Intervenant lors du débat général de ce texte, le sénateur Jean Mukinti Baumbila a déploré certains dysfonctionnements liés à la mise en œuvre de cette mesure d'exception sur le terrain. À en croire l'élu de la province du Nord-Kivu, avec le dépouillement des compétences des gouverneurs militaires, l'état de siège n'a pas sa raison d'être.
« Quand nous sommes à Kinshasa on ne s'aperçoit pas ce que vivent ces populations là du Nord-Kivu et de l'Ituri suite à l'état de siège. Nous, nous considérons ça comme une formalité mais cet état de siège a des effets sur la vie quotidienne de ces populations entre autres la privation des libertés. Avec l'état de siège, il y a l'augmentation des taxes illégales créées par ces autorités. On va vous dire qu'il y a d'escortes à des voyageurs, savez-vous aujourd'hui qu'ils vous faut deux semaines en attendant qu'on fasse l'escorte tout simplement parce que les autorités militaires attendent qu'il y ait suffisamment des véhicules comme ça il y a une cagnotte assez suffisante en ce moment là donc on attend qu'on aie 300 ou 400 véhicules entre Beni et Bunia pour escorter et les gens souffrent mais personne ne voit ça », a déploré le sénateur Jean Mukinti Baumbila lors de la plénière du lundi 17 octobre 2022.
Et de poursuivre :
« Si l'on examine aujourd'hui, l'état de siège est vidé de son contenu. L'ordonnance du Président de la République en proclamant l'état de siège a pris des mesures d'encadrement notamment la nomination des autorités militaires à la tête de l'administration provinciale et puis autres ; et à ces autorités là on a confié le commandement des opérations pour unifier le commandement. A cela aussi on a pris les affaires pénales, on les a confiées aux juridictions militaires mais aujourd'hui, la ministre de la justice est là et sait que les affaires pénales on les a restituées aux juridictions civiles et au niveau de commandement des opérations le gouverneur militaire n'est plus le commandant des opérations parce qu'on a nommé un autre général pour les opérations alors dites moi qu'est ce qui reste encore de l'état de siège ? On a les autorités militaires qui sont là, ils ont juste l'administration que devrait faire le gouverneur civil et alors pourquoi maintenir ça parce que disons le but poursuivi d'unifier le commandement, d'unifier tout à la tête d'une seule personne est déjà vidée de son contenu ».
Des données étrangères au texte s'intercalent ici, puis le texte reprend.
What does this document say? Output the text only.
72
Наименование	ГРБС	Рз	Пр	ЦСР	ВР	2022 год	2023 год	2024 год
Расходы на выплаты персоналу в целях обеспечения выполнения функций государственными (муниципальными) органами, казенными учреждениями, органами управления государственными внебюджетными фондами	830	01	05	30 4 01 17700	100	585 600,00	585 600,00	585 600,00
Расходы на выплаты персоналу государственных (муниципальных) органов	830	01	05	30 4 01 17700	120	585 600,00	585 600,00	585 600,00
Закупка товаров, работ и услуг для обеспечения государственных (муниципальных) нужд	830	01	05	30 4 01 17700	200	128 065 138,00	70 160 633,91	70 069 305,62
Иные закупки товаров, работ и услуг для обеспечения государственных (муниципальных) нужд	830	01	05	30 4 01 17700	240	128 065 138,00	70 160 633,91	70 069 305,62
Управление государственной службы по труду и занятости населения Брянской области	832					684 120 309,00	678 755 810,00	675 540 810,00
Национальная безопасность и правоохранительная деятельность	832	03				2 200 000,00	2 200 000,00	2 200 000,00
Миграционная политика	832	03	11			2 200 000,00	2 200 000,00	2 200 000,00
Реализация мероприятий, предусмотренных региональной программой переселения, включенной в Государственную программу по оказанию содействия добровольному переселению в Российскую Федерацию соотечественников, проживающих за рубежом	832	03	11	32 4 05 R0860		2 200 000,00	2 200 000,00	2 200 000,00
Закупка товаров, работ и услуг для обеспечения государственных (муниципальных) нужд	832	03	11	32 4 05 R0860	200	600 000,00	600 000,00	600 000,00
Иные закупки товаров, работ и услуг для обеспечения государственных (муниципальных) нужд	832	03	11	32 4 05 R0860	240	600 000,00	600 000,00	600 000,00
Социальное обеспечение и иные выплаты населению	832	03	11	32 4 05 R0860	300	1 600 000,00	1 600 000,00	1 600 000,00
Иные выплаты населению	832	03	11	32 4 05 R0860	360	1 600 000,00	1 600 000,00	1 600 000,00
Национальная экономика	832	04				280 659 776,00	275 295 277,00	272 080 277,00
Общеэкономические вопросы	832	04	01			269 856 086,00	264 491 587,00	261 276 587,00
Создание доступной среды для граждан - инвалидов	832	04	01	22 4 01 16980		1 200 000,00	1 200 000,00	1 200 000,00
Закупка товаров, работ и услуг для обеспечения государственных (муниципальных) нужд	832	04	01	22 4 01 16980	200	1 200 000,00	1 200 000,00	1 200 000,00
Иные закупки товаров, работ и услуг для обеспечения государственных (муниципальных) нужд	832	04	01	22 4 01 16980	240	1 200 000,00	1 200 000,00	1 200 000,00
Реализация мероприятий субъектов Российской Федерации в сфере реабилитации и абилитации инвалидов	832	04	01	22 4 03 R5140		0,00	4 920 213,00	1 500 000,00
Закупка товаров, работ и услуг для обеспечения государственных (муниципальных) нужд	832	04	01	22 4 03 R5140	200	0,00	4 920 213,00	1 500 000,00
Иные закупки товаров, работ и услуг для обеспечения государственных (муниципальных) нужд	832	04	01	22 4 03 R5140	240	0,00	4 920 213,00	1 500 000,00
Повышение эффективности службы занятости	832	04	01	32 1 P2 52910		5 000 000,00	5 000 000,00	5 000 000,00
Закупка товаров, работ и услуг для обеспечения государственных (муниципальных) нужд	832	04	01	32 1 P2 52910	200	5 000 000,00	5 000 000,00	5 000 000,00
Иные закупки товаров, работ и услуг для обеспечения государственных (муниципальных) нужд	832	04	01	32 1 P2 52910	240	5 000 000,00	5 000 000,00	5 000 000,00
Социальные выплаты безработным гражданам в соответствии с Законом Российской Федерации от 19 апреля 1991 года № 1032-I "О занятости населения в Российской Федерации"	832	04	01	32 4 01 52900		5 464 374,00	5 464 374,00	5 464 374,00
Il s'est montré sceptique à l'idée de la tenue d'une table ronde sur l'état de siège. Pour lui, cette mesure a montré des limites et invite le gouvernement à réfléchir sur d'autres mesures.
« Aujourd'hui un sénateur, un député national qui commettait une infraction au Nord-Kivu et l'Ituri ne jouit plus de ses immunités, l'état de siège est une mesure d'exception, quand la mesure a été prise par le gouvernement le parlement avait été consulté pour valider, la société civile n'a pas été consultée donc qu'on cesse un peu de multiplier des stratagèmes pour dire qu'il y aura une table ronde, on va se retrouver pour essayer de parler avec tout le monde avant d'examiner sa suite, qu'on constate qu'on est devant une situation d'exception qui a pris du temps et qu'on prenne d'autres mesures que ceux-là », a fait savoir un des 4 sénateurs de la province du Nord-Kivu.
Instauré en mai 2021 au Nord-Kivu et Ituri, l’état de siège avait décidé du remplacement des autorités civiles des entités décentralisées de ces provinces par des militaires pour faciliter la traque des rebelles nationaux et étrangers. Mais des activistes de la société civile, acteurs politiques et d'autres élus ne cessent de dénoncer l’inefficacité de cette mesure exceptionnelle qui n’a pas su stopper les violences. À l'heure actuelle, ils appellent pour le retour des civils à la gestion politico-administrative des provinces pour permettre aux militaires de se concentrer aux opérations militaires. Une table ronde est annoncée pour le mois de novembre afin de statuer sur son avenir.